E foi assim que surgiu uma parceria frutífera. Sob co-orientação de Termignoni e Guimarães, José Reck produziria seu trabalho de conclusão de curso, onde abordou como artrópodes parasitas afetam a coagulação do sangue de seus hospedeiros. Essa foi sua introdução à área na qual se especializaria, o estudo dos carrapatos e das doenças causadas por eles em humanos e animais. Além dos orientadores, ele agradece também o professor João Ricardo Martins, um entusiasta do trabalho de campo, que o mostrou como notar os detalhes e ouvir os produtores “que vivem os problemas que tentamos resolver”. “Entendi que fazemos muito no laboratório, mas, sem o campo, não entendemos a realidade e nada devolvemos à sociedade. Se consegui construir uma carreira, devo muito a esses três camaradas”, afirma.

A colaboração com Jorge Guimarães continuaria durante toda a pós-graduação e, após obter o título de doutor pela UFRGS, em 2011, José ingressou como pesquisador no Instituto de Pesquisas Veterinárias Desidério Finamor (IPVDF) e da Fundação Estadual de Pesquisa Agropecuária (Fepagro).

“Temos como meta estar o mais próximo possível da sociedade e gerar resultados aplicáveis, tanto no campo como na cidade. Nos últimos anos, além da produção científica, temos avançado no entendimento e na prevenção de doenças associadas aos carrapatos no Pampa. Assim, por exemplo, conseguimos fazer recomendações práticas a produtores rurais sobre estratégias mais sustentáveis de controle do carrapato bovino; ou transmitir informações aos agentes de saúde sobre como identificar e lidar com casos de zoonoses; ou ainda identificar cenários de risco a biodiversidade em decorrência da circulação de doenças em áreas de proteção ambiental.
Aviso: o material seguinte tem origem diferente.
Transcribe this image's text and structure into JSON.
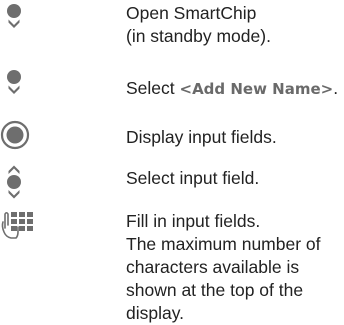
{
  "steps": [
    {
      "icon": "navigation-key-down-icon",
      "lines": [
        "Open SmartChip",
        "(in standby mode)."
      ]
    },
    {
      "icon": "navigation-key-down-icon",
      "prefix": "Select ",
      "softkey": "<Add New Name>",
      "suffix": "."
    },
    {
      "icon": "centre-select-button-icon",
      "lines": [
        "Display input fields."
      ]
    },
    {
      "icon": "navigation-key-up-down-icon",
      "lines": [
        "Select input field."
      ]
    },
    {
      "icon": "keypad-hand-icon",
      "lines": [
        "Fill in input fields.",
        "The maximum number of",
        "characters available is",
        "shown at the top of the",
        "display."
      ]
    }
  ],
  "colors": {
    "text": "#222222",
    "icon": "#6e6e6e",
    "softkey": "#6a6a6a"
  }
}
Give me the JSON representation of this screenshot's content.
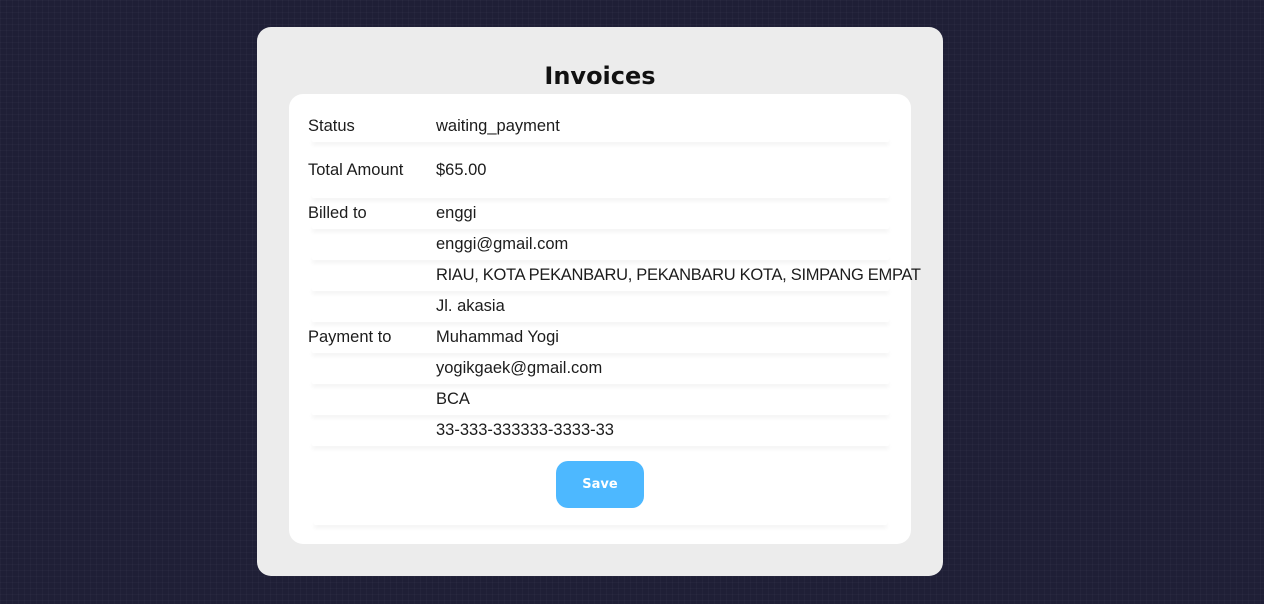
{
  "page": {
    "title": "Invoices"
  },
  "invoice": {
    "status": {
      "label": "Status",
      "value": "waiting_payment"
    },
    "total": {
      "label": "Total Amount",
      "value": "$65.00"
    },
    "billed_to": {
      "label": "Billed to",
      "name": "enggi",
      "email": "enggi@gmail.com",
      "region": "RIAU, KOTA PEKANBARU, PEKANBARU KOTA, SIMPANG EMPAT",
      "street": "Jl. akasia"
    },
    "payment_to": {
      "label": "Payment to",
      "name": "Muhammad Yogi",
      "email": "yogikgaek@gmail.com",
      "bank": "BCA",
      "account": "33-333-333333-3333-33"
    }
  },
  "actions": {
    "save_label": "Save"
  },
  "colors": {
    "background": "#1f1f36",
    "card": "#ececec",
    "panel": "#ffffff",
    "accent": "#4db8ff"
  }
}
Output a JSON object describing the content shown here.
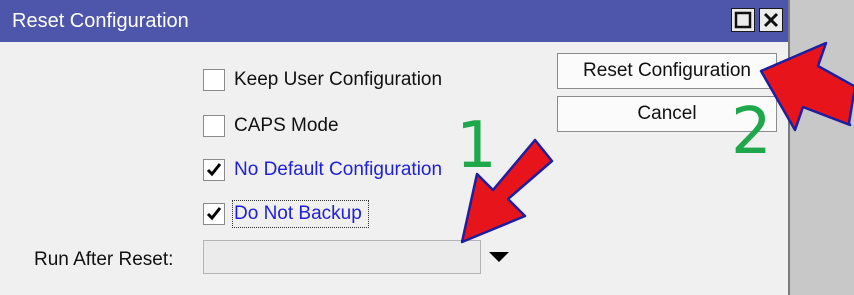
{
  "window": {
    "title": "Reset Configuration"
  },
  "checkboxes": [
    {
      "label": "Keep User Configuration",
      "checked": false
    },
    {
      "label": "CAPS Mode",
      "checked": false
    },
    {
      "label": "No Default Configuration",
      "checked": true
    },
    {
      "label": "Do Not Backup",
      "checked": true
    }
  ],
  "buttons": {
    "reset_label": "Reset Configuration",
    "cancel_label": "Cancel"
  },
  "run_after_reset": {
    "label": "Run After Reset:",
    "value": ""
  },
  "annotations": {
    "step1": "1",
    "step2": "2"
  },
  "colors": {
    "titlebar": "#4d56aa",
    "blue_label": "#1f1fd8",
    "annotation_green": "#1fa84b",
    "annotation_arrow": "#e8141c"
  },
  "icons": {
    "maximize": "square-icon",
    "close": "close-icon",
    "dropdown": "triangle-down-icon",
    "check": "checkmark-icon"
  }
}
Ainda prestamos serviços de diagnóstico e assessoria e realizamos eventos de difusão técnica. Trabalhamos para gerar ciência de qualidade aplicada a realidade local. Acreditamos que, como pesquisadores e divulgadores, podemos ser agentes de transformação social”, conta sobre o trabalho de seu grupo.

Para José Reck, a ciência não é uma profissão, mas um estilo de vida, uma forma de ser e pensar o mundo. “Uma vez Carl Sagan disse que ‘a ciência é muito mais uma maneira de pensar do que um conjunto de conhecimentos’. Acredito muito nisso, uma vez que ela entra na sua vida, não sai nunca mais. A ciência muda vidas em diversos sentidos, não apenas financeiramente, mas na forma de pensar, questionar e planejar a vida. Se eu pudesse ter várias vidas, seria cientista em todas elas, mas cada vez em uma área diferente!”.